I'm trying to solve a problem that goes like this:
I've made measurements of a physical quantity that is normally distributed. I estimate the mean and standard deviation, with some uncertainty. How many measurements do I need to make to determine the standard deviation with an accuracy of 30%, 10% and 3%?
I've searched for formulas I can use in the class materials and the books the teacher recommends but to be honest I'm not even sure of what I'm looking for.
From the iid sample $X_1,...,X_n\sim N(\mu,\sigma^2)$ define the estimator of $\sigma^2$ as $$ \hat{\sigma}^2_n=\dfrac{1}{n}\sum_{i=1}^n(X_i-\overline{X}_n)^2. $$ I interpret from your problem that you want $n$ such that
$$ P\left(\Big|\dfrac{\hat{\sigma}_n-\sigma}{\sigma}\Big|\leq \epsilon\right)\geq 1-\alpha $$ for some precision $\epsilon> 1$ and some "accuracy" $\alpha\in(0,1)$.

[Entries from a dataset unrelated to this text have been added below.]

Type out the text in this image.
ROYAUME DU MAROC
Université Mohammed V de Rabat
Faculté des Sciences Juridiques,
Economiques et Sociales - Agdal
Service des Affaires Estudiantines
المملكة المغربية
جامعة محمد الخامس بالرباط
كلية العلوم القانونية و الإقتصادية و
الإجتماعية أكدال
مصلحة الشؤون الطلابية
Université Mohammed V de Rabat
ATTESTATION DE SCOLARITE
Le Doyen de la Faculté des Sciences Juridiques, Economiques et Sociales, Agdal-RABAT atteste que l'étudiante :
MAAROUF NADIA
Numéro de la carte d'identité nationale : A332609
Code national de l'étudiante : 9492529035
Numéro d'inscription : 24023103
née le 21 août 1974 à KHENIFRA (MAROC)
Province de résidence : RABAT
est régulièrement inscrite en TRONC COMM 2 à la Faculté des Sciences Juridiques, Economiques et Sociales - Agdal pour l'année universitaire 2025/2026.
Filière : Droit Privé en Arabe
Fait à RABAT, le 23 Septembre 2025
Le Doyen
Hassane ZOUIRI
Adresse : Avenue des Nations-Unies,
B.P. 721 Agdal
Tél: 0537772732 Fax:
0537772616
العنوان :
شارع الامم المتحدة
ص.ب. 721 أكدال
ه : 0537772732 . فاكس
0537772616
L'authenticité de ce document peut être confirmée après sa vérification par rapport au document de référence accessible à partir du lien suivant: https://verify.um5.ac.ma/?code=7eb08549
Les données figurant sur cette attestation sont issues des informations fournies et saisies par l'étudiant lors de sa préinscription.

It is a known fact that (for gaussian samples) $$ n\dfrac{\hat{\sigma}^2_n}{\sigma^2}\sim\chi^2_{(n-1)}. $$
Choose the sample size $$ n = \dfrac{q_{1-\alpha}}{(1-\epsilon)^2}, $$ where $q_{1-\alpha}$ is such that $P(\chi^2_{(n-1)}\leq q_{1-\alpha})=1-\alpha$. Therefore, \begin{align*} P\left(\Big|\dfrac{\hat{\sigma}_n-\sigma}{\sigma}\Big|\leq \epsilon\right)&\geq P\left(\dfrac{\hat{\sigma}_n}{\sigma}+1\leq \epsilon\right)\\ &=P\left(n\dfrac{\hat{\sigma}_n^2}{\sigma^2}\leq n(\epsilon-1)^2\right)\\ &=P\left(\chi^2_{(n-1)}\leq q_{1-\alpha}\right)\\ &=1-\alpha. \end{align*}